Unicode library for C++ by Ross Smith

This module defined a simple lexer or tokenizer, which can split text up into tokens (optionally discarding unwanted tokens such as whitespace or comments) according to rules defined by the user.

This module calls the unicorn/regex module, which in turn calls the PCRE library. It will only work with encodings for which the corresponding PCRE library has been linked; see the regex module documentation for details.

Example:

enum TokenType { name = 1, number = 2, op = 3 };

Lexer lex;
lex.match(0, "\\s+");
lex.match(0, "#[^\\n]*");
lex.match(name, "[a-z]\\w*", rx_caseless);
lex.match(number, "\\d+");
lex.match(op, "[-+*/=]");

u8string source =
    "Hello world\n"
    "# Comment\n"
    "2 + 2 = 4\n";

auto tokens = lex(source);

for (auto& t: tokens)
    std::cout << "Type " << t.tag << ": " << u8string(t) << "\n";

Output:

Type 1: Hello
Type 1: world
Type 2: 2
Type 3: +
Type 2: 2
Type 3: =
Type 2: 4

Contents

Exceptions

Thrown when the lexer detects invalid syntax in the subject string. The text() function returns the erroneous text (normally a single character that could not be parsed); offset() returns its position (in code units) from the start of the original subject string.

Token structure

This contains the details of a token. The text member points to the original subject string; offset and count give the position and length of the token (in code units). The tag member identifies the token type (one of a list of user supplied constants indicating the various lexical elements that you expect to find). The string conversion operator returns a copy of the token's substring within the subject string (i.e. text->substr(offset,count), or an empty string if the text pointer is null).

Token iterator

An iterator over the tokens within a string. A lexer returns a pair of these marking the beginning and end of the token stream. The iterator holds references to both the lexer object and the subject string; behaviour is undefined if either of those is changed or destroyed while the token iterator exists.

Lexer class

The lexer class. Normally this will be used by first adding a number of user defined lexical rules through the exact(), match(), and custom() functions, then applying the lexer to a subject string through the function call operator.

The constructor that takes a flags argument accepts a bitmask of regular expression flags, and adds them to any regex pattern later supplied through the match() function; this is just a convenience to avoid having to repeat the same flags on all match() calls.

The tag argument to the functions that add lexical rules identifies the type of token that this rule will match.

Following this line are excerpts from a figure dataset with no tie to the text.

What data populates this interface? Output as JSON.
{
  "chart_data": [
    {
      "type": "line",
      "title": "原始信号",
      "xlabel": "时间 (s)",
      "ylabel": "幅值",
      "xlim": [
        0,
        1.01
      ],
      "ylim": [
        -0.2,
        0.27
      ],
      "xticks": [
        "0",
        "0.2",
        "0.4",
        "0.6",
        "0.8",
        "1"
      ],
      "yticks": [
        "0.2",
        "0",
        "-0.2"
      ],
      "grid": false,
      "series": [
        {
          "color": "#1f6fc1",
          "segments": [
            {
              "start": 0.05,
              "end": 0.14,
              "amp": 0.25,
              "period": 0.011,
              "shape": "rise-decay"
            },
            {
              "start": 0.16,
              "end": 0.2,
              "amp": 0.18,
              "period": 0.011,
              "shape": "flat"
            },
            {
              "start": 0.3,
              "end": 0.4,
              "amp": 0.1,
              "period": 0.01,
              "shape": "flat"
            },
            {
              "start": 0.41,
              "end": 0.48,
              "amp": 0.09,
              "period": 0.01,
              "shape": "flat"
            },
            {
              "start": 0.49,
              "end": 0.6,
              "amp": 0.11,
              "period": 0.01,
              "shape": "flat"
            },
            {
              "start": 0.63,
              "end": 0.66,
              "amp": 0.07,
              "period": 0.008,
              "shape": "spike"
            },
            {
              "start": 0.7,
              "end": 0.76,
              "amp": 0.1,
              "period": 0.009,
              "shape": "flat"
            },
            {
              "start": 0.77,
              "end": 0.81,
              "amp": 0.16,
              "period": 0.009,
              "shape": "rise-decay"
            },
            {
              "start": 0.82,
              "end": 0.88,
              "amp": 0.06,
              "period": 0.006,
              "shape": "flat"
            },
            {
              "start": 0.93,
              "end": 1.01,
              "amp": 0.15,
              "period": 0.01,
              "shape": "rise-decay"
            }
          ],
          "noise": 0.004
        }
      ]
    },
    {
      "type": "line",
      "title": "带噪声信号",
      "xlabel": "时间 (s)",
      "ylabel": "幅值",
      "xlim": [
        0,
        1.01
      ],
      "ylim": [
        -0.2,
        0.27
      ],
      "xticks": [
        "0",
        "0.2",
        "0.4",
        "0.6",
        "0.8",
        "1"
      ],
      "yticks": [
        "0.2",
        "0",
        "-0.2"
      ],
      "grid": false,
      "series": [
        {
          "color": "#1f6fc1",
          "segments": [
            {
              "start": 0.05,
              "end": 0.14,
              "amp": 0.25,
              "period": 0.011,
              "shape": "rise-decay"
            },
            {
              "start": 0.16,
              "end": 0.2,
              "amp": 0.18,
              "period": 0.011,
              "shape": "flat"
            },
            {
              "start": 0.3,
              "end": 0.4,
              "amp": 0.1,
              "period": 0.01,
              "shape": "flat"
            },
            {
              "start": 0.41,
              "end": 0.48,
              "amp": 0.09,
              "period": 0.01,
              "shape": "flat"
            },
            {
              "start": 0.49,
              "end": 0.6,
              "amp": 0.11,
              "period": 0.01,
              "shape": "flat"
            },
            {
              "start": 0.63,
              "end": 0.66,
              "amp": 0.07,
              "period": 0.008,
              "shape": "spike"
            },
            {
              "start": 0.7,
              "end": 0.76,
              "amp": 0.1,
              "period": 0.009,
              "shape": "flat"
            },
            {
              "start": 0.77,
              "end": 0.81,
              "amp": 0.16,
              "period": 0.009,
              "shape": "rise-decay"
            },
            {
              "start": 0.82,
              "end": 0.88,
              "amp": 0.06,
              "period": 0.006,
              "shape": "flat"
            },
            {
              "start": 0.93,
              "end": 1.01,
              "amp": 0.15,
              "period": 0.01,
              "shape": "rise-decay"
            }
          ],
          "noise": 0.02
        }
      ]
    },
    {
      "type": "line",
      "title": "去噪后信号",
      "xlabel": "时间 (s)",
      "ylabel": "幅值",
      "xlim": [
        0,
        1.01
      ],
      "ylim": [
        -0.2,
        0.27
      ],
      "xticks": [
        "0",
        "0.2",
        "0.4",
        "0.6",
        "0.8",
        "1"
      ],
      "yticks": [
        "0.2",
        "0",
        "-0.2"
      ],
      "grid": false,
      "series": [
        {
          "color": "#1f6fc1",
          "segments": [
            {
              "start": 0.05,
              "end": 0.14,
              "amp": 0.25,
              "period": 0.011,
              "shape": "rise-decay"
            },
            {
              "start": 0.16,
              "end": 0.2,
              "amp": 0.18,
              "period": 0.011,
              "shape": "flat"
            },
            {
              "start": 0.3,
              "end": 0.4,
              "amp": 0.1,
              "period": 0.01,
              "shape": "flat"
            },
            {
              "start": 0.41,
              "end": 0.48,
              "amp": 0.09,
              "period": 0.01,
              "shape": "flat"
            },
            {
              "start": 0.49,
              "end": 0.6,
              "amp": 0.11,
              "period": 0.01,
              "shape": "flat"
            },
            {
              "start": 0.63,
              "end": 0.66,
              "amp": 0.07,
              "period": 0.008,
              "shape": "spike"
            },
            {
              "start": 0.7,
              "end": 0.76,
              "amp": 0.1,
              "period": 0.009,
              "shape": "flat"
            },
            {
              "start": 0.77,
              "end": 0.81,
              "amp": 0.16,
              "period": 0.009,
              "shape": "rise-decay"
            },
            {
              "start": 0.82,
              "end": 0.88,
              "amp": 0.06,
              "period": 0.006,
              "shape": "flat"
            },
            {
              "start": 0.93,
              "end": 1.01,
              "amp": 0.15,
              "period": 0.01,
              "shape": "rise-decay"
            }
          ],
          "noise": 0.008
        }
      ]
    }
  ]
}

If the tag is zero, the token is assumed to be unimportant (e.g. whitespace or a comment), and will not be returned by the token iterator. Any other tag values can be given whatever meaning you choose.

The exact() functions create the simplest rule, one that just matches a single literal string. The match() functions create a rule that matches a regular expression. The custom() function creates a rule that calls a user supplied function, which will be passed a subject string and a code unit offset into it, and is expected to return the length of the token starting at that position, or zero if there is no match.

The lexer will accept the longest token that could match any of the rules at a given point in the subject string. If there is more than one possible longest match, the first matching rule (in the order in which they were added to the lexer) will be accepted.

Lexical rules will never match an empty token (unless you try to increment the token iterator past the end of the subject string). Regular expression rules will not match an empty substring, even if the regex would normally match an empty string (i.e. the regex is always matched as though it had the rx_nonempty flag); an exact rule whose pattern string is empty will never be matched.